When a company pools funds from investors in order to buy a variety of securities, the fund is known as a mutual fund. The mutual fund company issues units of the fund and sells it to the public. The cost of the fund depends on how many units are bought. Usually the payment of the number of units is done over a fixed period of intervals. Investing in mutual funds is one of the safest options for an investor. It is preferred sometimes over directly investing in the stock market. A mutual fund is usually spread out over a variety of companies and industries, which is why it is safer. If one company tanks, then not all is lost. Another one may rise in value and offset the loss.
A mutual fund that invests primarily in stock is known as an equity mutual fund. Equity funds are of various types depending upon the company invested in and the style of investment. The term market capitalisation is used to classify the company invested in. The short form, market cap, can also be used. This means the value of the shares issued by a company that has gone public in the share market. This value is arrived at by multiplying the number of shares outstanding with the price of a share. This offers the public estimation of a company. Market capitalisation then is divided into several types. The three main divisions are small cap, mid cap and large cap. A small cap is usually a start-up which means it has room for growth. It is perceived as a get-rich-quick option but it is also risky. Large cap stocks belong to large, well-established companies. They are considered safe since they have been in the market for a while and have grown with it. Consequently they will continue to grow.

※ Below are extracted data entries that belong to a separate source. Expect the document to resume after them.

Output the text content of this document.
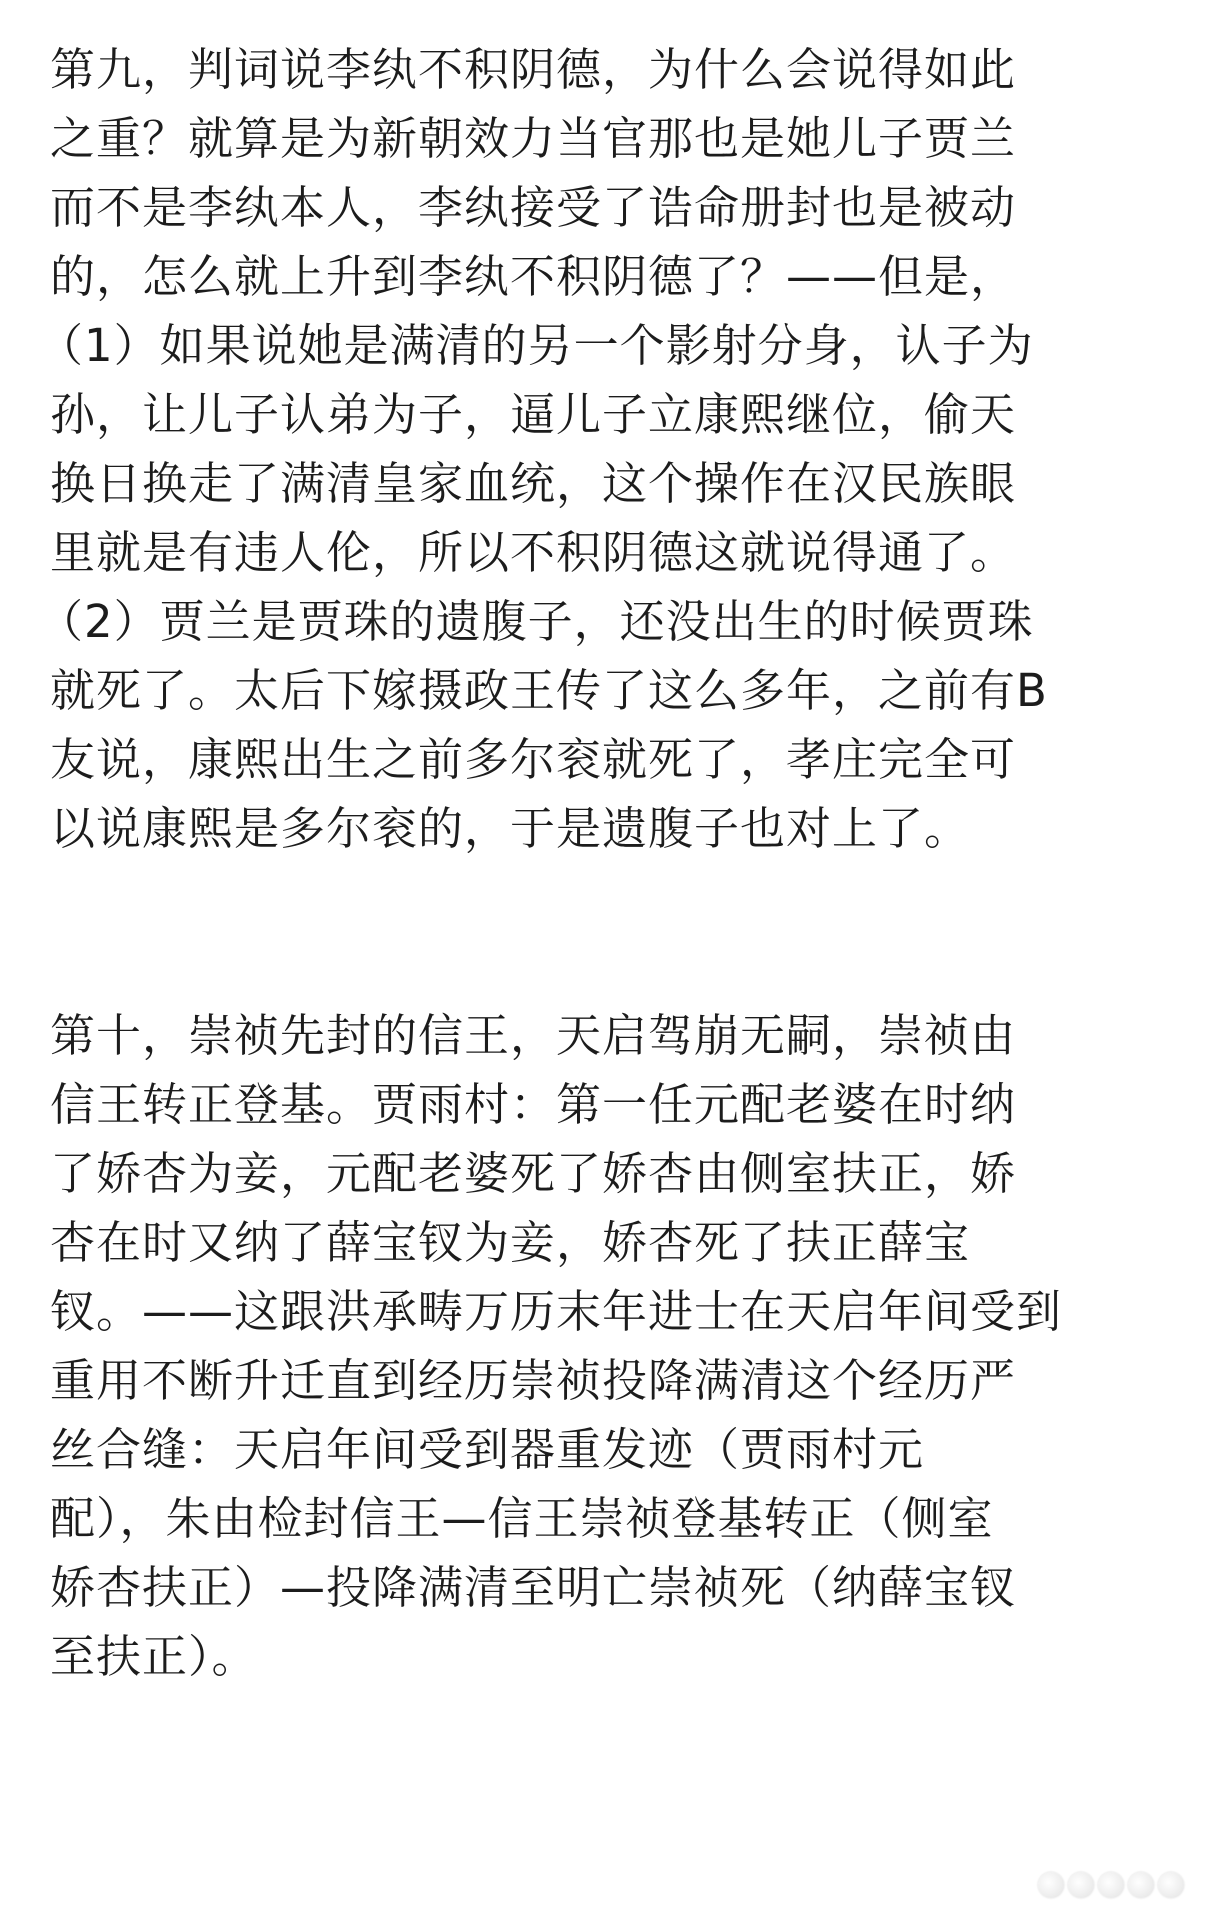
第九，判词说李纨不积阴德，为什么会说得如此
之重？就算是为新朝效力当官那也是她儿子贾兰
而不是李纨本人，李纨接受了诰命册封也是被动
的，怎么就上升到李纨不积阴德了？——但是，
（1）如果说她是满清的另一个影射分身，认子为
孙，让儿子认弟为子，逼儿子立康熙继位，偷天
换日换走了满清皇家血统，这个操作在汉民族眼
里就是有违人伦，所以不积阴德这就说得通了。
（2）贾兰是贾珠的遗腹子，还没出生的时候贾珠
就死了。太后下嫁摄政王传了这么多年，之前有B
友说，康熙出生之前多尔衮就死了，孝庄完全可
以说康熙是多尔衮的，于是遗腹子也对上了。
第十，崇祯先封的信王，天启驾崩无嗣，崇祯由
信王转正登基。贾雨村：第一任元配老婆在时纳
了娇杏为妾，元配老婆死了娇杏由侧室扶正，娇
杏在时又纳了薛宝钗为妾，娇杏死了扶正薛宝
钗。——这跟洪承畴万历末年进士在天启年间受到
重用不断升迁直到经历崇祯投降满清这个经历严
丝合缝：天启年间受到器重发迹（贾雨村元
配），朱由检封信王—信王崇祯登基转正（侧室
娇杏扶正）—投降满清至明亡崇祯死（纳薛宝钗
至扶正）。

Mid cap funds fall in between these two. They usually are the stock of mid range companies, riskier than large cap stock and safer than small cap stock. A mid cap company has basically survived the initial teething issues a new company has undergone and is slowly able to establish itself in the market. Unfortunately, market forces are still strong enough to change its directions so the risk factor is present. The advantage of a mid cap fund is that it still has room for growth and the dividends yielded can be higher in a shorter amount of time as opposed to a large cap. Therefore it is a good middle ground for medium risk as well as high returns.